La légende raconte qu’une jeune femme amérindienne tomba follement amoureuse d’un homme blanc. La famille de celle-ci était opposée à cette union. Pour tester le couple, les parents demandèrent à leur fille de préparer un plat dans lequel elle mettrait toute la Guyane, si le prétendant le trouvait bon, il était digne d'elle. Elle prépara donc le premier bouillon d’Awara, qu’il adora. Ils se marièrent et …
Depuis un proverbe guyanais dit « Si tu manges du bouillon d’Awara… En Guyane tu reviendras… ».
Ce conte raconté autour d’un feu, le soir, rythmé par les tambours a été revisité par quatre universitaires intellectuels guyanais : Aline Belfort, Tom Dinguiou, Sonia Francius, Mireille Ho-Sack-Wa-Badamie. Certains sont d’origine créole, d’autres bushiningués, amérindiennes, chinoises… Leur point commun est leur guyanité au-delà des différences. Ils ont voulu développer une vision propre interculturelle et ont choisi d’écrire sur l’awara.

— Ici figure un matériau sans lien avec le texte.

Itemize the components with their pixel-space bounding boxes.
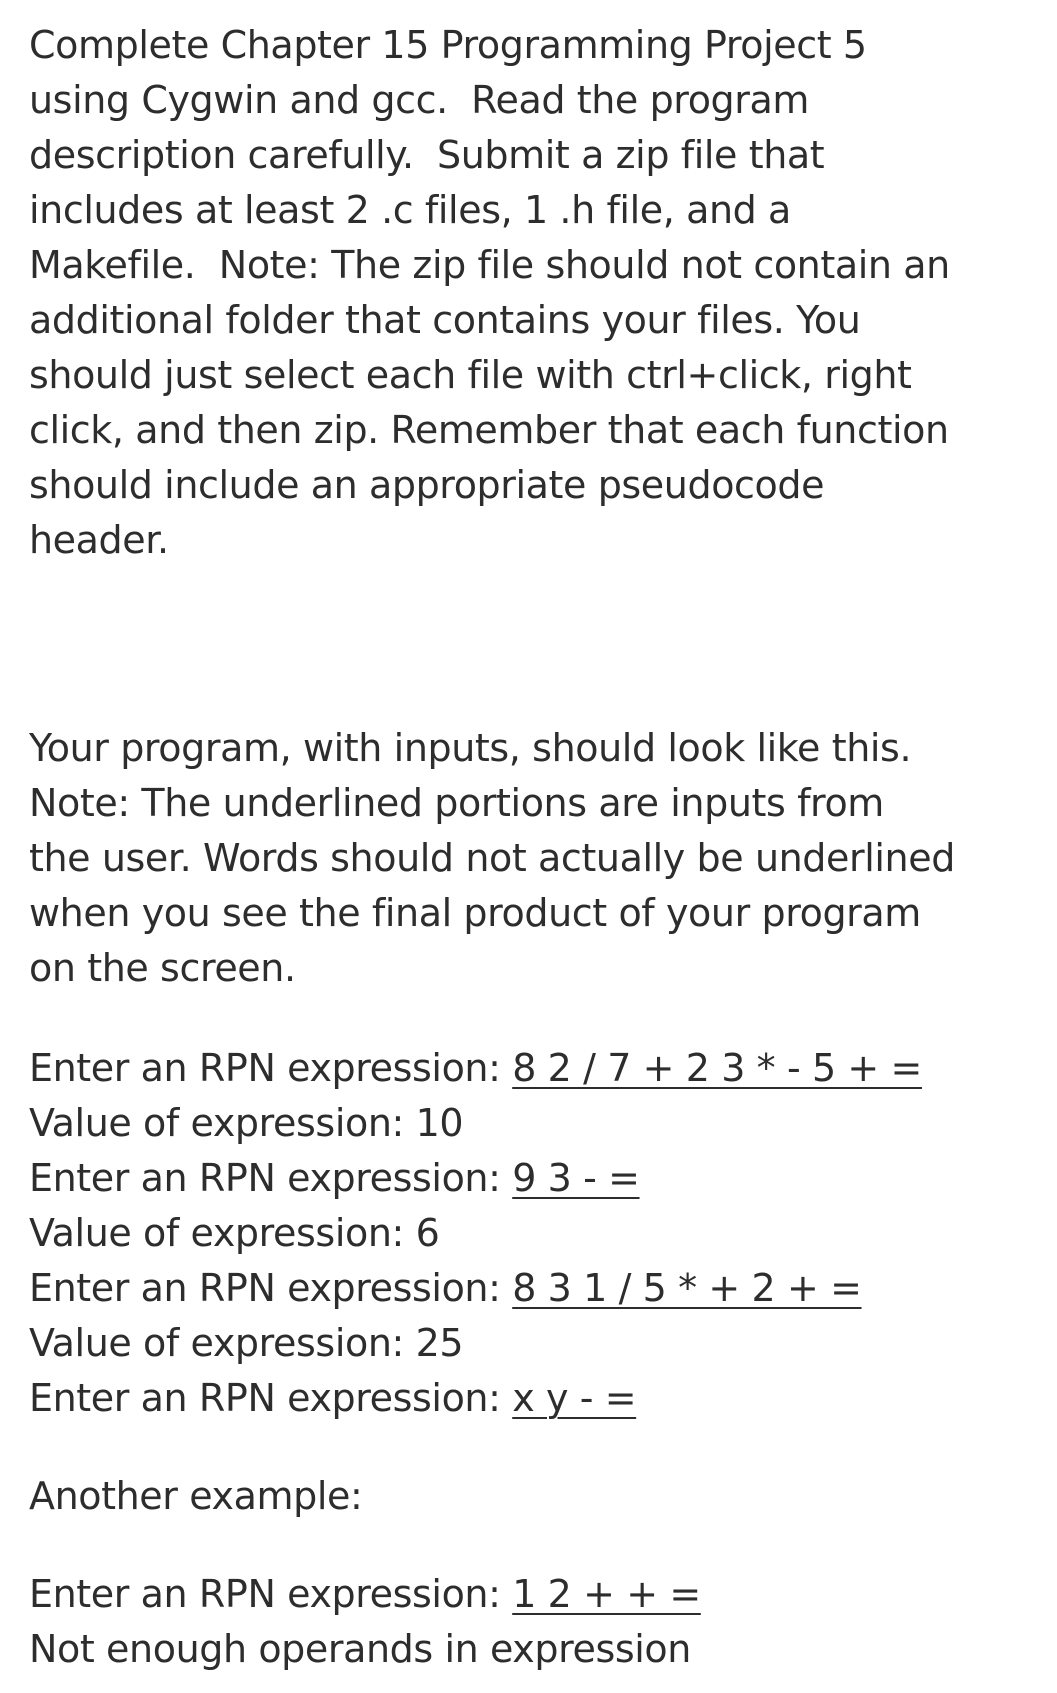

Ainsi est né "AwalaWaara" aux éditions Ibis Rouge. Ce titre pluriel est évocateur : il veut dire awara dans les langages des trois communautés représentées, créole, aluku tongo et kalina. La légende réécrite et présentée dans cet ouvrage, s’appelle « Sigre bouyon wara » (secret du bouillon d'Arawa). Elle est retranscrite en créole, aluku tongo, kalina et en français.
Au départ, l’idée forte que nous partageons, c’est une vision de la société guyanaise. Nous voulons unir les cultures guyanaises et surtout ne pas les diviser. Nous avons réfléchi, il nous fallait trouver un faire-valoir, un élément culturel reflétant cette identité, ce tronc commun. On s’est dit que les communautés valorisent cette légende qui appartient au patrimoine guyanais, inscrite dans la période post esclavagiste. Nous avons supprimé tout ce qui relève du stéréotype, pour ne pas les véhiculer en pensant aux générations qui viennent. Nous avons beaucoup insisté pour démontrer qu’à l’époque, les amérindiens, les noirs marrons, les colons se retrouvaient. Nous nous sommes servis de cette légende pour donner également des références historiques. C’est une belle histoire, à écouter et à raconter. Nous avons inclus dans ce livret, une partie musicale nourrie par tous les rythmes du folklore guyanais.
Sonia Francius co-auteur
Un plat d'origine africaine
Au-delà, le bouillon d’Arawa est un héritage culturel. Dans son livre de cuisine de référence, "La Guyane gastronomique et traditionnelle", Régine Horth décédée en 2013, détaille un plat emblématique du Dahomey qui ressemble étrangement au bouillon : la sauce Graine, à partir de jus d' aouaras dindés. D'autres plats du Sénégal, comme la soupe Candia, ou le Mborokkhe ont des similitudes avec le plat traditionnel guyanais.
L’awara est le fruit d’un palmier originaire du nord-ouest de l’Amérique du sud. Il appartient à la grande famille des palmiers : 2500 espèces. C’est également un fruit utilisé indifféremment par les communautés de Guyane. Les bushiningues ( descendants d'esclaves en fuite ) par exemple en extraient de l’huile d’alimentation ou médicinale, les Kalina ( amérindiens) eux, font de la crème, des jus ou des huiles entrant dans la pharmacopée traditionnelle.
C’est un fruit qui est utilisé par toutes les communautés. Nous parlons également dans le livret de ce fruit et des palmiers. Dans chaque communauté se trouvent les mêmes éléments de la faune et de la flore, utilisés différemment, c’est important d’en prendre conscience collectivement. Par notre action nous voulons également montrer, qu'en tant que communautés nous interagissons. Nous voulons utiliser et mettre en valeur tout ce qui nous concerne pour créer une identité commune. Que l’on soit bushiningué, amérindien, créole au-delà des différences, nous mettons en avant le bouillon d’Arawa comme point commun, un lien capable de nous unir, d’unir les composantes de la société guyanaise.
Sonia Francius co auteur
L'Awara à l'Unesco ?
Finalement, le bouillon d’Arawa, quelque soit ses origines, fédère tout un peuple. Aujourd’hui, il est question de le faire entrer au patrimoine immatériel de l’Unesco. Pourquoi pas ?!